Hello....My name is Libby and as of this post I am obese. Wow...That was really hard to type. Anyway, I am 33 years old. I have struggled with my weight all my life, blah blah blah. I'm sure you've heard enough stories that start out this way. I know I have. Well the fact of the matter is, I have made poor food choices, far too often. And I have developed poor eating habits. 19 days ago, I decided to do something. I am not sure if this will be the end all be all for me, or if perhaps, it might even lead me on an even better path. Either way, I intend to be cautiously optimistic.

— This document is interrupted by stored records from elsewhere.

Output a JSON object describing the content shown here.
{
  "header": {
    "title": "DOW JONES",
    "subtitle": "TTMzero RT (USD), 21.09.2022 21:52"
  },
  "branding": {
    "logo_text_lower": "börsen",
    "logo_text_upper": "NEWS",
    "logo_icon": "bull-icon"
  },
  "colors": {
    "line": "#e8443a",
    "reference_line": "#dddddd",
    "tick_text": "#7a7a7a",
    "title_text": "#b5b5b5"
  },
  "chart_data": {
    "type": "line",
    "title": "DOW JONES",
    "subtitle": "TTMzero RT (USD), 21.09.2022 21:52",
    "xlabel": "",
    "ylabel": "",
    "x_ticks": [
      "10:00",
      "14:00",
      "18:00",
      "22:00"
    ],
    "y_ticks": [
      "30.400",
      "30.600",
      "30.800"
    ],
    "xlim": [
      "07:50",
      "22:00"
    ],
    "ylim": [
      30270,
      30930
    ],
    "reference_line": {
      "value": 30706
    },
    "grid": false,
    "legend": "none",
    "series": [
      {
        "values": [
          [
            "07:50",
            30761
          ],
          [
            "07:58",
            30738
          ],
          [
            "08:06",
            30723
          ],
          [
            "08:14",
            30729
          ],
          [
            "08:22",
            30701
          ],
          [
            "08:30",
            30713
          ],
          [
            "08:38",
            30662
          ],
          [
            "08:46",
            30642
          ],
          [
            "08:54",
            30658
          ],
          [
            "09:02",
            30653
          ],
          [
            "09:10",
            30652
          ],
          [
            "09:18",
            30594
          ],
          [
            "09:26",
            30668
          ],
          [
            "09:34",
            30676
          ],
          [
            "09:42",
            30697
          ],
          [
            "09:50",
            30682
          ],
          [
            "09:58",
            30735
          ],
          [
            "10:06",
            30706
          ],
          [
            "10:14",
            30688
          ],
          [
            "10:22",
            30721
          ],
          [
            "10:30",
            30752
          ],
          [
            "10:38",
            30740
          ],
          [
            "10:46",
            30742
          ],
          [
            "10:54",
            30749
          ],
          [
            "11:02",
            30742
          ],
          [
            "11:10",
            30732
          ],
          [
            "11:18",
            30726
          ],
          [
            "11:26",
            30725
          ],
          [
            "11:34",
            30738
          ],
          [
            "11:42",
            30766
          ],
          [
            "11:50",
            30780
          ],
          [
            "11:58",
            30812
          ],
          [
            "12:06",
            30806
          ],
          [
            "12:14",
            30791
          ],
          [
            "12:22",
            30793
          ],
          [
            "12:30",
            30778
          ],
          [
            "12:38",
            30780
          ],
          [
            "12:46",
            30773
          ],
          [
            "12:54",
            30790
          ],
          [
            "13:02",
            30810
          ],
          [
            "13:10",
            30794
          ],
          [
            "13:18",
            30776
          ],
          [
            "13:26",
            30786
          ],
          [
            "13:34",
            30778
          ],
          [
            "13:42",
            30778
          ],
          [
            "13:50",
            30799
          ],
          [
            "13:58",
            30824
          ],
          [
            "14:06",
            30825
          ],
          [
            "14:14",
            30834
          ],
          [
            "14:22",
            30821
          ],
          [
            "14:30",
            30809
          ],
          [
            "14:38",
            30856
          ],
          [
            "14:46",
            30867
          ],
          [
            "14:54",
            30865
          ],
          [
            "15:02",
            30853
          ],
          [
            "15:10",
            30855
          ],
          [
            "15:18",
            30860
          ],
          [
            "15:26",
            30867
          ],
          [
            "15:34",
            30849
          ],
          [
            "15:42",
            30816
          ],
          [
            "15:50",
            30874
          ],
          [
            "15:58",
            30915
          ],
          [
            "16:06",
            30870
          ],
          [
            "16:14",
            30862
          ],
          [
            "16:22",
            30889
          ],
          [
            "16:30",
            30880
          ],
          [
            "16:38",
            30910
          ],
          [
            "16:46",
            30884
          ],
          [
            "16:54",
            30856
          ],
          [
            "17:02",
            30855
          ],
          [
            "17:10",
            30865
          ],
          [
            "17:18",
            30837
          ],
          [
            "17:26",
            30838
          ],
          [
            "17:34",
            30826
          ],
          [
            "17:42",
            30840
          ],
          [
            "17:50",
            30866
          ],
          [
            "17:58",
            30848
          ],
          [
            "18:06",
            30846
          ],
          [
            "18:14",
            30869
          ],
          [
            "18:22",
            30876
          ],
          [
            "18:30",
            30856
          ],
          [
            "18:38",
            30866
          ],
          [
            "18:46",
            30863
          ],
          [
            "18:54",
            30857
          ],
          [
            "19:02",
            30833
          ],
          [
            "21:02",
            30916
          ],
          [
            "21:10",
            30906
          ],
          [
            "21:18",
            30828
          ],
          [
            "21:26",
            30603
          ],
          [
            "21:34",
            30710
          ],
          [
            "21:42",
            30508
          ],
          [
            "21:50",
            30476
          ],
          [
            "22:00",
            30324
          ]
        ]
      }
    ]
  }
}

Right now I am standing at my kitchen counter, typing on the spare laptop we have and wondering what ever gave me the idea to start a blog like this. I guess it's a good way to learn whether or not I can be disciplined to eat better. We shall see. I am currently 203 lbs. Well as of my doctor appt on Wednesday I am. I really don't know how much I weighed when I started my new eating plan(I have to think of a better term than that). But I think I have lost a couple of pounds.
I do feel a lot better since I've been eating smaller, healthier portions of food. I haven't been crash dieting, I haven't been starving by any means. Been there and will never go back unless I am forced, I suppose. I am for the first time in my life, making wise food choices. Following my daily recommended allowance of this and that nutrient, vitamin and food. You know 5 day of fruits and veggies, 2 - 3 servings of dairy, etc... You know that whole food pyramid. I am eating smaller portions for two reasons. First of all I was used to eating HUGE portions before and I needed to get a grip and second, I do need to lose weight. It's no longer a matter of wanting to lose weight, RIGHT NOW. It's a life or death issue. I am clinically obese and my BMI is off the scale. I need to do something. I don't care if it takes me a year or two either. It's no longer about that. Instead it's about making the right healthy choices for myself and my family. My husband and his family are all a decent weight. My family on the other hand is not so ideal. Anyway, I know that I have to do this for the right reasons. I have done this for all of the wrong reasons for the better part of 20 years of dieting and it's gotten me NO WHERE.
So I will use this blog as a way to vent, praise, network, post best practices, recipes, what have you. The bottom line is I am doing something and it's working so far.
Wish me luck!
Good eating and health to all of you.